The league argues that certain event contracts resemble sports betting products. Warning that these contracts threaten game integrity, the league’s request focuses heavily on markets tracking specific, isolated in-game events.
Additionally, the NFL says current rules do not adequately address manipulation risks. This push arrives as prediction markets expand their sports offerings rapidly.
Key Prediction Market Rules and Contracts Under Scrutiny
In an open letter, The NFL specifically targets prediction market contracts tied to micro-level football events. These include outcomes such as the first play of a drive or a missed field goal. They also include first pass completions and other isolated in-game actions.
Furthermore, the league highlights injury-related or insider-sensitive outcomes as especially concerning. It argues these markets create opportunities for unfair informational advantages.
The NFL says these contracts are risky because they depend on narrow, high-impact moments. Therefore, a single player action could shift market results instantly.
In addition, the league warns that insiders could exploit non-public information. This concern extends to data that normal fans cannot access in real time. As a result, the NFL believes these markets blur lines between finance and gambling.
Broader Scope of the NFL’s Regulatory Request
The NFL views prediction markets as functionally similar to traditional sports betting platforms. Therefore, it argues they should follow comparable rules and oversight structures.
The league is pushing for safeguards identical to those applied to US online sportsbooks, arguing that consistent standards will reduce confusion across regulated markets. This includes asking the CFTC to raise the age limit of prediction market users who can purchase contracts from 18 to 21.

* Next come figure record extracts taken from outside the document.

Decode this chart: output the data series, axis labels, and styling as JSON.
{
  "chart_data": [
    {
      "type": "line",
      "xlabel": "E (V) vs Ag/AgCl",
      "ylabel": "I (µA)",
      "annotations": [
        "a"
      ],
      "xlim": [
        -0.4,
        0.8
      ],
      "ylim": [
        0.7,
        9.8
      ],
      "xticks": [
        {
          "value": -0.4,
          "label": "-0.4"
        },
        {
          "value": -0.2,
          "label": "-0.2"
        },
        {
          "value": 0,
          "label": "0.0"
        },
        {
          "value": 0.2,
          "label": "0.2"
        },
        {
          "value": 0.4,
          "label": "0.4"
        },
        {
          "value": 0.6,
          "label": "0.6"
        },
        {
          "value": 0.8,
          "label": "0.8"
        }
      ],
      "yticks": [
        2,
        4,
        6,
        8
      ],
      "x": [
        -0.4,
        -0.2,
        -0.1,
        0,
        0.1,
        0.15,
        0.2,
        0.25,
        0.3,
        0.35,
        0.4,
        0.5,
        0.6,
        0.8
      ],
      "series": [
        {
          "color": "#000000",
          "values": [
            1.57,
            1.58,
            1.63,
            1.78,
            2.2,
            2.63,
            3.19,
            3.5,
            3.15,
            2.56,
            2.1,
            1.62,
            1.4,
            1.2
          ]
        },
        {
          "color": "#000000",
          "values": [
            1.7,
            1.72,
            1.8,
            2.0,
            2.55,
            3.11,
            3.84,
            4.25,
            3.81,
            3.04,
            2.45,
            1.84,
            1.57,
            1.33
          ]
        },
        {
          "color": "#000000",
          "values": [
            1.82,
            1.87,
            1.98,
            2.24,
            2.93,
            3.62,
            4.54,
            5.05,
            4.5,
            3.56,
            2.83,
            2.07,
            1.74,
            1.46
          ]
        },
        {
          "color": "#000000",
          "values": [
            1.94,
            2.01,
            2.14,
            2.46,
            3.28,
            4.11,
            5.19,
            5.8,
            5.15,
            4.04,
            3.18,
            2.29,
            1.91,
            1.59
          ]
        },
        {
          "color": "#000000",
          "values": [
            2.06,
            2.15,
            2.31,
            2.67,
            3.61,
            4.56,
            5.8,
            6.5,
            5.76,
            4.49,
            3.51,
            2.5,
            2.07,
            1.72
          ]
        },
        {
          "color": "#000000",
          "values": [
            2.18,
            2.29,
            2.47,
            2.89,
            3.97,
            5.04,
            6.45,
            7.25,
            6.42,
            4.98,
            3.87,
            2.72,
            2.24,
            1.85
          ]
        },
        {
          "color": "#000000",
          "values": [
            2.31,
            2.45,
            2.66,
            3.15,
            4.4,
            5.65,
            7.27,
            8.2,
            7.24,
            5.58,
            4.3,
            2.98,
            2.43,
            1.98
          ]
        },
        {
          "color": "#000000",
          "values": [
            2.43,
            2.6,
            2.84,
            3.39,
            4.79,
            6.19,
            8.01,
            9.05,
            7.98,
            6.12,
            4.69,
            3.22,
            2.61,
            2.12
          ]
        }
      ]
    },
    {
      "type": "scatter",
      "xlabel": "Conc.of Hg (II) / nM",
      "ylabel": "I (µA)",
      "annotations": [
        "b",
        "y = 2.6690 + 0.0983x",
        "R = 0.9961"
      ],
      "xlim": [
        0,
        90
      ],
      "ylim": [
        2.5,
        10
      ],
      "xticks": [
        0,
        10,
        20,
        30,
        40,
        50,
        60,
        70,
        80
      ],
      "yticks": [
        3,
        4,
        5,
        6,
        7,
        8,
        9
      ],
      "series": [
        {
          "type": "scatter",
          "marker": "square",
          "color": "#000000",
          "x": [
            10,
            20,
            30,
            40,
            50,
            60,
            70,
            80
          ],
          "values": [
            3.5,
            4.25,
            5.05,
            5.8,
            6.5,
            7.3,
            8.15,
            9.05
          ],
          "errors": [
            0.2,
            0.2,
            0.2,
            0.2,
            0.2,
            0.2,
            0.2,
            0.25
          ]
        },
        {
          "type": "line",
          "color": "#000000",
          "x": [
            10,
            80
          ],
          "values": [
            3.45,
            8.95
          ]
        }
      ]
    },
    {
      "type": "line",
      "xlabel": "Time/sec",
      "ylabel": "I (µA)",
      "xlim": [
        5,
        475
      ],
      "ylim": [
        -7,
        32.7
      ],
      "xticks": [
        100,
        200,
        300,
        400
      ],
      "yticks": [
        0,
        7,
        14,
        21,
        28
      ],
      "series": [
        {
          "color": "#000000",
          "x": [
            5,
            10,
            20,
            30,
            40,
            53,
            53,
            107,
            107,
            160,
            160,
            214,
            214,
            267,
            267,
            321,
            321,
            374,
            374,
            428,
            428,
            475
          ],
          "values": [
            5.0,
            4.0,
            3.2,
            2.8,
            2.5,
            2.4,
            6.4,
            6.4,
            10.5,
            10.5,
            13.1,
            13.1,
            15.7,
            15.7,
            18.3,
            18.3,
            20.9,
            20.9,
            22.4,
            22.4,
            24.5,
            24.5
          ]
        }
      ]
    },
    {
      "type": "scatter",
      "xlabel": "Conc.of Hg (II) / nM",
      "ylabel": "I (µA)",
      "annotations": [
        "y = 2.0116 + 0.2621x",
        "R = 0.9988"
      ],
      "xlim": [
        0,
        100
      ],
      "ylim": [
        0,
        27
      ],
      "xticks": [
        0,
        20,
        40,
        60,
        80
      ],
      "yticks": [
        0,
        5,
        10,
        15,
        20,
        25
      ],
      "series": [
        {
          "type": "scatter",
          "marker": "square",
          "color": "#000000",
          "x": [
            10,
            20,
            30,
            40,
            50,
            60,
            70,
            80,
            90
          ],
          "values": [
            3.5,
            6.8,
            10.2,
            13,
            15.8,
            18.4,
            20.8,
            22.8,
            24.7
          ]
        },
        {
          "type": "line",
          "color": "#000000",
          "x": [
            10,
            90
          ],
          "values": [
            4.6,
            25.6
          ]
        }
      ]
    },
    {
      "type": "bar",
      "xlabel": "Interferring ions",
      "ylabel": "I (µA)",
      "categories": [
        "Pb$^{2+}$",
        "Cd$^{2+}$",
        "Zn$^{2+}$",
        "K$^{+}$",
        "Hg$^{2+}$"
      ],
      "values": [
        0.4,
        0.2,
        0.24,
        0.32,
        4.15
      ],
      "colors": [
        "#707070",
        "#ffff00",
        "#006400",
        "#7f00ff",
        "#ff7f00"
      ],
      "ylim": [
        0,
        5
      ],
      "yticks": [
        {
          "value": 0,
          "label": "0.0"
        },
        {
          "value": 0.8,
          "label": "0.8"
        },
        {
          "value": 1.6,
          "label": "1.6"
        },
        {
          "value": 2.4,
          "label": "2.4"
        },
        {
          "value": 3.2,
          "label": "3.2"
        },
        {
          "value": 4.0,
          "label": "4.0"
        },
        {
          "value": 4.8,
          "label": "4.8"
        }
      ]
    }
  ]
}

The NFL’s request also builds on earlier integrity efforts. For example, the league previously raised concerns about prediction market Super Bowl advertising restrictions. It also warned operators about integrity risks tied to sports-related contracts.
Moreover, the league continues to monitor how prediction markets influence public engagement with NFL picks and wagering behavior. It also notes potential confusion with pricing models used in NFL odds markets.
Concerns Over Player Props and Insider Information
The NFL also raises concerns about player performance bets, including “unders.” It argues these wagers may incentivize harassment or pressure on athletes. Additionally, it warns that granular betting markets could misuse performance data. This includes tracking real-time statistics at a highly detailed level.
Furthermore, the league highlights risks tied to micro-event contracts. These contracts could allow individuals to exploit insider knowledge.
For instance, injury status or play-calling tendencies could influence outcomes. Therefore, the NFL argues that these markets require stricter controls.
NFL Pushes for Alignment Between Betting and Prediction Market Rules
The NFL’s actions reflect growing tension between prediction markets and regulated sports betting. It argues that both systems now overlap in structure and risk exposure. Moreover, the league seeks regulatory alignment to protect competitive integrity.
As US sports wagering continues to expand, oversight gaps remain a concern. Therefore, the NFL is pushing regulators to close those gaps quickly. The league expects tighter rules as prediction markets deepen their sports focus.
Ultimately, this stance could reshape how event-based trading evolves in the United States.
Regulatory Outlook and Future Direction
The CFTC now faces increasing pressure to define clear boundaries for sports-linked contracts. Additionally, market operators may need to redesign offerings to comply with stricter standards.
Meanwhile, the NFL is likely to continue advocating for tighter enforcement. As a result, prediction markets and traditional sportsbooks may converge under similar regulatory expectations.